In New York to attend meetings of the UN General Assembly, the Egyptian leader said “political Islam,” a phrase widely used to refer to the outlawed Muslim Brotherhood group, was behind last week’s protests.
Security officials on Thursday said supporters of Mr El Sisi planned their own demonstrations in Cairo on Friday to counter possible anti-government protests. Pro-government entertainment celebrities have meanwhile been posting videos online expressing their support for the president and accusing the Brotherhood, which Cairo branded a terrorist group in 2013, of being behind last week’s protests.

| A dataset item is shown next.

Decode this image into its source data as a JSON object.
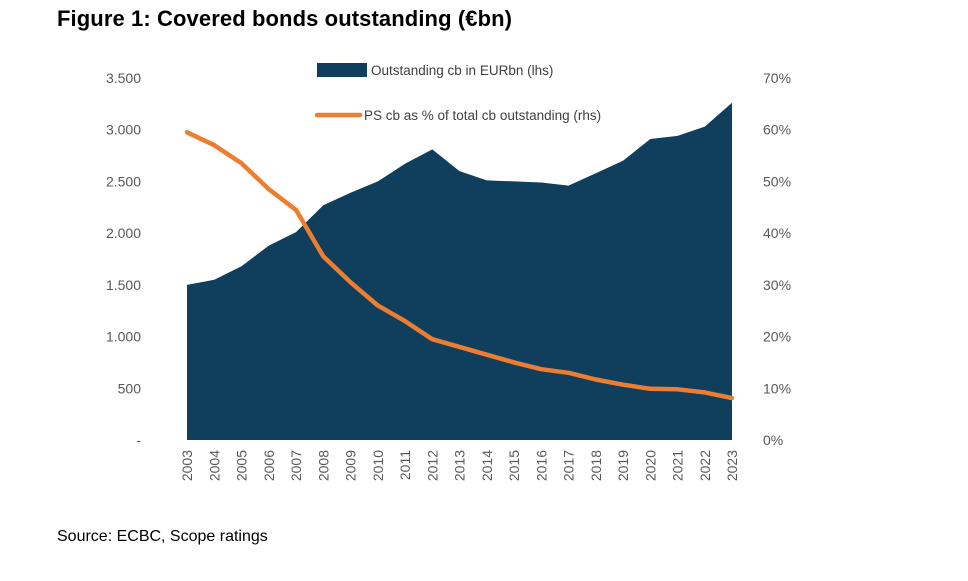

Television talk show hosts have been warning against the country plunging again into the sort of turmoil and violence that engulfed Egypt in the years that followed the 2011 uprising.
“The Interior Ministry appeals to citizens to adhere to the law and rules on maintaining public order,” said the Interior Ministry statement. “It will deal decisively and firmly with any attempt to shake stability and social peace.”
Mr El Sisi led the military intervention in 2013 to remove President Mohammed Morsi, a Brotherhood stalwart, amid mass demonstrations against his divisive, one-year rule. Mr El Sisi was elected to office the following year and has since worked to dismantle the Brotherhood. Most of the group’s leaders and thousands of its supporters are now in jail, facing legal proceedings on a wide array of criminal charges.
The Brotherhood, founded in Egypt in 1928, endorsed last week’s protests and is appealing to Egyptians to take to the streets on Friday, evidence used by the pro-government media to show that the group remained determined to bounce back.
The latest unrest in Egypt comes amid widespread complaints against rising prices resulting from an ambitious reform without which, according to Mr El Sisi, Egypt could have faced economic meltdown. The programme, which began in 2016, has been receiving lavish praise from investors and international financial institutions.